Mauro lo sigue. El Mochuelo cierra la puerta a sus espaldas y se apoya en ella, para asegurarse de que nadie más entre.

– Ten. -Se saca una bolsita transparente del bolsillo de los tejanos. Está llena de un polvo blanco-. Métete una rayita de coca. Como bautizo.

El Mochuelo descuelga el espejo de la pared y lo apoya sobre el lavamanos.

– Ya te he buscado nombre. Halcón Peregrino. El Mochuelo y el Halcón Peregrino. ¿Te gusta?

– Sí. ¿Qué tenemos que hacer?

El Mochuelo se inclina sobre el espejo y con un billete de veinte euros enrollado, aspira una raya por el lado izquierdo de la nariz.

– Fácil. -Sorbe por la nariz-. Ten, las llaves de mi moto. Yo tengo otra copia. Tú sólo tienes que acompañarme a buscar un coche a casa de una amiga y después te vas a tu casa con mi moto. Mañana por la mañana la paso a buscar. Es fácil, ¿no?

Mauro sonríe.

– Facilísimo.

Gino, el Mochuelo le pasa los veinte euros enrollados a Mauro.

– Andando, Halcón, que cuanto antes nos pongamos antes acabamos.
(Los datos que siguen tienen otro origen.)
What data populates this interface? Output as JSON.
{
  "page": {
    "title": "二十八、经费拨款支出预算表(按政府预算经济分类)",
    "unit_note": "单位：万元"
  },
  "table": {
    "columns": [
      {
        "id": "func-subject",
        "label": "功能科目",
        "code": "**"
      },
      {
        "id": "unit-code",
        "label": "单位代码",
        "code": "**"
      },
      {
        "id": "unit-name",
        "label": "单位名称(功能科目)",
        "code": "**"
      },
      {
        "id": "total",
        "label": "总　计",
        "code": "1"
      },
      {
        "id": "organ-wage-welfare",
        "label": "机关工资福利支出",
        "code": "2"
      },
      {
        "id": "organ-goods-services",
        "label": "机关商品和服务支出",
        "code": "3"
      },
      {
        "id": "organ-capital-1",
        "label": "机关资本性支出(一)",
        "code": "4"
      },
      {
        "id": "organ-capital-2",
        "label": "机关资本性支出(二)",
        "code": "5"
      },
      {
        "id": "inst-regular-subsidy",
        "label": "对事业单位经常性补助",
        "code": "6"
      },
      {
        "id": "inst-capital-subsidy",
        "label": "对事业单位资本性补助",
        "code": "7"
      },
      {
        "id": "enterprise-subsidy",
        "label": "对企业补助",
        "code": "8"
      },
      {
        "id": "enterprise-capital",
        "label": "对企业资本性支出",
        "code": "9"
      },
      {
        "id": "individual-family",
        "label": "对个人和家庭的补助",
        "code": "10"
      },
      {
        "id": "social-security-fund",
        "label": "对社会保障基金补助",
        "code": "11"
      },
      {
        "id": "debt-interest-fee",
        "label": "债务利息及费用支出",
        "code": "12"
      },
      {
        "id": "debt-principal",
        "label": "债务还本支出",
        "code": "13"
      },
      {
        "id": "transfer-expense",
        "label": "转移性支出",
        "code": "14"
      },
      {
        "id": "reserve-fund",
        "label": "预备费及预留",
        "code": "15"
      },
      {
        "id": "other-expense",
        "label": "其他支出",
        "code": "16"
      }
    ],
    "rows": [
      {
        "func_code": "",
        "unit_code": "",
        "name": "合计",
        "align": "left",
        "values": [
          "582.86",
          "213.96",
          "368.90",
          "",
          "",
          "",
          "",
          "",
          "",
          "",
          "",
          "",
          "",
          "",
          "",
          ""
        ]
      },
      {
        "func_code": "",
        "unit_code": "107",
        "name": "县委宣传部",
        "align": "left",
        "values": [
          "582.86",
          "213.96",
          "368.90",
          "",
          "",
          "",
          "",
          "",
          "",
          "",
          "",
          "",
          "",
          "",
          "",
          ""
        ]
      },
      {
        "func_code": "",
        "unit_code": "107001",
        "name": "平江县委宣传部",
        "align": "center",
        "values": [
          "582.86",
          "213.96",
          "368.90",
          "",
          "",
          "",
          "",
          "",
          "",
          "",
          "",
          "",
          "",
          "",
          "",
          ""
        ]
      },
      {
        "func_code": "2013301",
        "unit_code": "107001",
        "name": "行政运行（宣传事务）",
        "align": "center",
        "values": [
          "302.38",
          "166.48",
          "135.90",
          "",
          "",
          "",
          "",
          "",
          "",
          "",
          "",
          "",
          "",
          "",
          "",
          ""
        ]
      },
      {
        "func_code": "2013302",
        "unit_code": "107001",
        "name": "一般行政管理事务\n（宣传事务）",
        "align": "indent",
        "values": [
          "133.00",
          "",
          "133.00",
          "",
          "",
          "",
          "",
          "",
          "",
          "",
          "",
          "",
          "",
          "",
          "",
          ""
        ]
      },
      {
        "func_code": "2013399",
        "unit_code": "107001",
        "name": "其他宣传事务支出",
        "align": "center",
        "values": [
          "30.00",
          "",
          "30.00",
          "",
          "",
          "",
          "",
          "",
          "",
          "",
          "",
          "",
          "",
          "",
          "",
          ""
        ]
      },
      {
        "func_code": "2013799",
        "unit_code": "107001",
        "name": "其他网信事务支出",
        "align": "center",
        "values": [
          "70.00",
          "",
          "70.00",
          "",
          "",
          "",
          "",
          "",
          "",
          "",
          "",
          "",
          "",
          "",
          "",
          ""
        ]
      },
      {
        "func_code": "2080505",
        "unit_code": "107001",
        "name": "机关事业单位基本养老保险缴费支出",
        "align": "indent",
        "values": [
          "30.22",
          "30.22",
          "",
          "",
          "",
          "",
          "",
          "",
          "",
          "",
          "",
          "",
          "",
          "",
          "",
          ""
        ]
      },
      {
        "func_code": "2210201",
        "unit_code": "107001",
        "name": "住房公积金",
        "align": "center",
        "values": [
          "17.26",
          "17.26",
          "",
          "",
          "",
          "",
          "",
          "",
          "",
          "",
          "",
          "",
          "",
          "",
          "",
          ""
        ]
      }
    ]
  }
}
Mauro se inclina y también él hace desaparecer una raya blanca. Se incorpora y todavía le sigue picando la nariz cuando oye decir al Mochuelo.

– Y piensa que, con este viaje, te ganas cincuenta mil del ala. Ya podrás darle comodidades a tu pequeña Paola.

Salen del baño, los dos muy contentos. El Mochuelo se despide de la chica de la barra con una pequeña promesa en los ojos.

– Adiós, Mary, nos vemos. Si acabo pronto, me paso. -Y le guiña un ojo. Fuera del local, el Mochuelo abraza a Mauro-. Ya te digo. Me paso y te repaso como anoche. -Y se echa a reír-. Andando, Halcón. -Y desaparecen a lomos de la enorme moto, en dirección al centro.